Following Honeyager 2013’s framing, we’ve used a single T-matrix spheroid code path with four choices of (ρ_eff, axis ratio) to span four physically distinct hydrometeor classes. Two observations pop out that matter for interpreting dual-frequency radar data:

  • The size at which DWR departs from zero is set by χ = πD/λ (≈ 1 mm at W-band), not by ρ_eff. But the amplitude and shape of the DWR(D) curve beyond that threshold is a direct fingerprint of ρ_eff: dense classes oscillate strongly, low-ρ aggregates rise smoothly and slowly.

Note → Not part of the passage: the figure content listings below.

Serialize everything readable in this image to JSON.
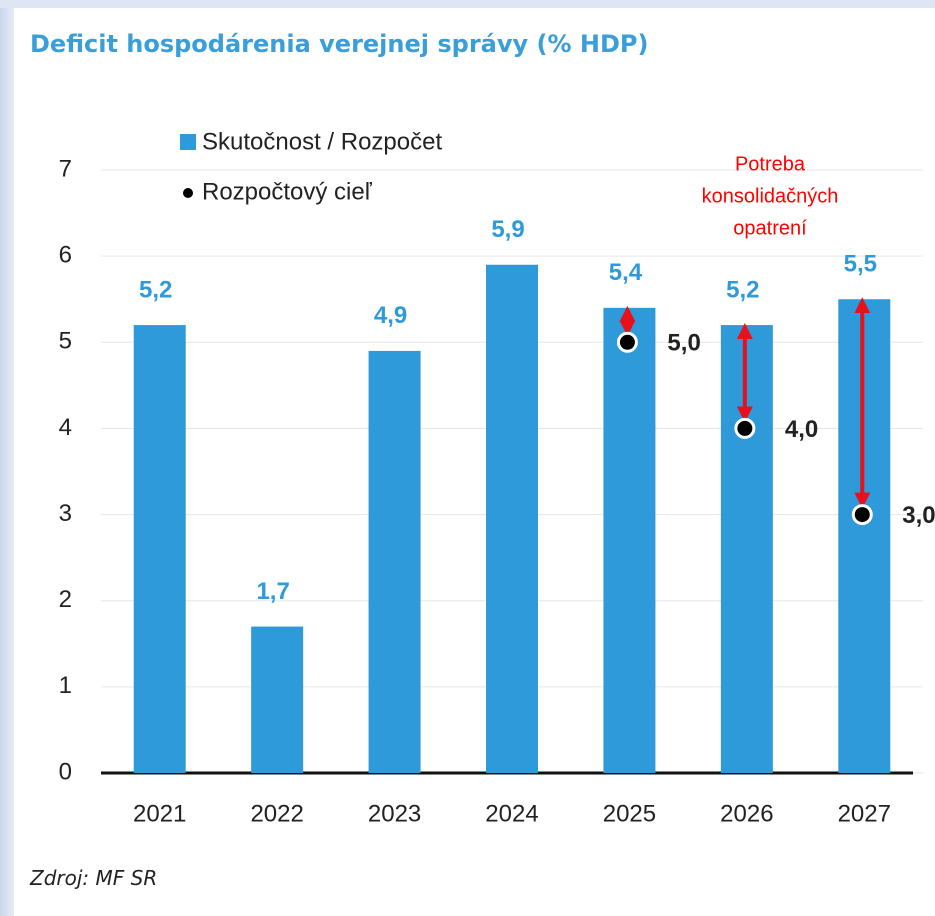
{
  "chart_data": {
    "type": "bar",
    "title": "Deficit hospodárenia verejnej správy (% HDP)",
    "categories": [
      "2021",
      "2022",
      "2023",
      "2024",
      "2025",
      "2026",
      "2027"
    ],
    "series": [
      {
        "name": "Skutočnost / Rozpočet",
        "color": "#2e9ad9",
        "values": [
          5.2,
          1.7,
          4.9,
          5.9,
          5.4,
          5.2,
          5.5
        ],
        "value_labels": [
          "5,2",
          "1,7",
          "4,9",
          "5,9",
          "5,4",
          "5,2",
          "5,5"
        ]
      },
      {
        "name": "Rozpočtový cieľ",
        "color": "#000000",
        "values": [
          null,
          null,
          null,
          null,
          5.0,
          4.0,
          3.0
        ],
        "value_labels": [
          null,
          null,
          null,
          null,
          "5,0",
          "4,0",
          "3,0"
        ]
      }
    ],
    "annotation": [
      "Potreba",
      "konsolidačných",
      "opatrení"
    ],
    "annotation_color": "#ff0000",
    "ylim": [
      0,
      7
    ],
    "yticks": [
      0,
      1,
      2,
      3,
      4,
      5,
      6,
      7
    ],
    "grid": true,
    "legend": "top-left",
    "source": "Zdroj: MF SR"
  }
}
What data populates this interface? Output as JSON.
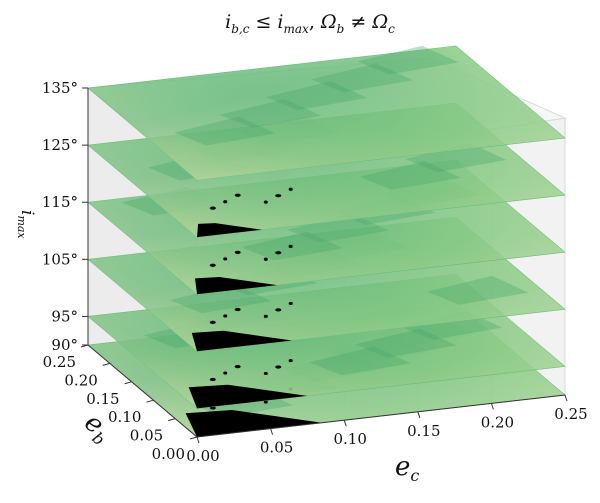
{
  "chart_data": {
    "type": "3d-surface-stack",
    "title": "i_{b,c} ≤ i_{max}, Ω_b ≠ Ω_c",
    "title_parts": {
      "a": "i",
      "a_sub": "b,c",
      "rel1": " ≤ ",
      "b": "i",
      "b_sub": "max",
      "sep": ", ",
      "c": "Ω",
      "c_sub": "b",
      "rel2": " ≠ ",
      "d": "Ω",
      "d_sub": "c"
    },
    "xlabel": {
      "base": "e",
      "sub": "c"
    },
    "ylabel": {
      "base": "e",
      "sub": "b"
    },
    "zlabel": {
      "base": "i",
      "sub": "max"
    },
    "xlim": [
      0.0,
      0.25
    ],
    "ylim": [
      0.0,
      0.25
    ],
    "xticks": [
      "0.00",
      "0.05",
      "0.10",
      "0.15",
      "0.20",
      "0.25"
    ],
    "yticks": [
      "0.00",
      "0.05",
      "0.10",
      "0.15",
      "0.20",
      "0.25"
    ],
    "zticks": [
      "90°",
      "95°",
      "105°",
      "115°",
      "125°",
      "135°"
    ],
    "zvalues": [
      90,
      95,
      105,
      115,
      125,
      135
    ],
    "colormap": [
      "#f5e6b8",
      "#e8efb0",
      "#c6e5a0",
      "#9bd48e",
      "#6cbf7e",
      "#45a66a"
    ],
    "unstable_color": "#000000",
    "layers": [
      {
        "imax": 90,
        "label": "90°"
      },
      {
        "imax": 95,
        "label": "95°"
      },
      {
        "imax": 105,
        "label": "105°"
      },
      {
        "imax": 115,
        "label": "115°"
      },
      {
        "imax": 125,
        "label": "125°"
      },
      {
        "imax": 135,
        "label": "135°"
      }
    ]
  }
}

  • Bulk DWR sweeps out very different trajectories with D₀, so a single (Z_h, DWR) measurement can be mapped to a habit-dependent D₀ estimate provided you commit to a class — this is exactly the lookup-table strategy that papers like Mason et al. 2019 and Tridon et al. 2019 build their retrievals on.

  • Spectral DWR resolves habit ambiguity that bulk DWR can’t: graupel’s Mie resonances appear as wiggles in sDWR(v), while low-ρ aggregates produce a smooth monotonic rise.

Swapping (ρ_eff, axis_ratio) for any other habit class (dendrites, rimed aggregates, hail) is one CLASSES dict entry away.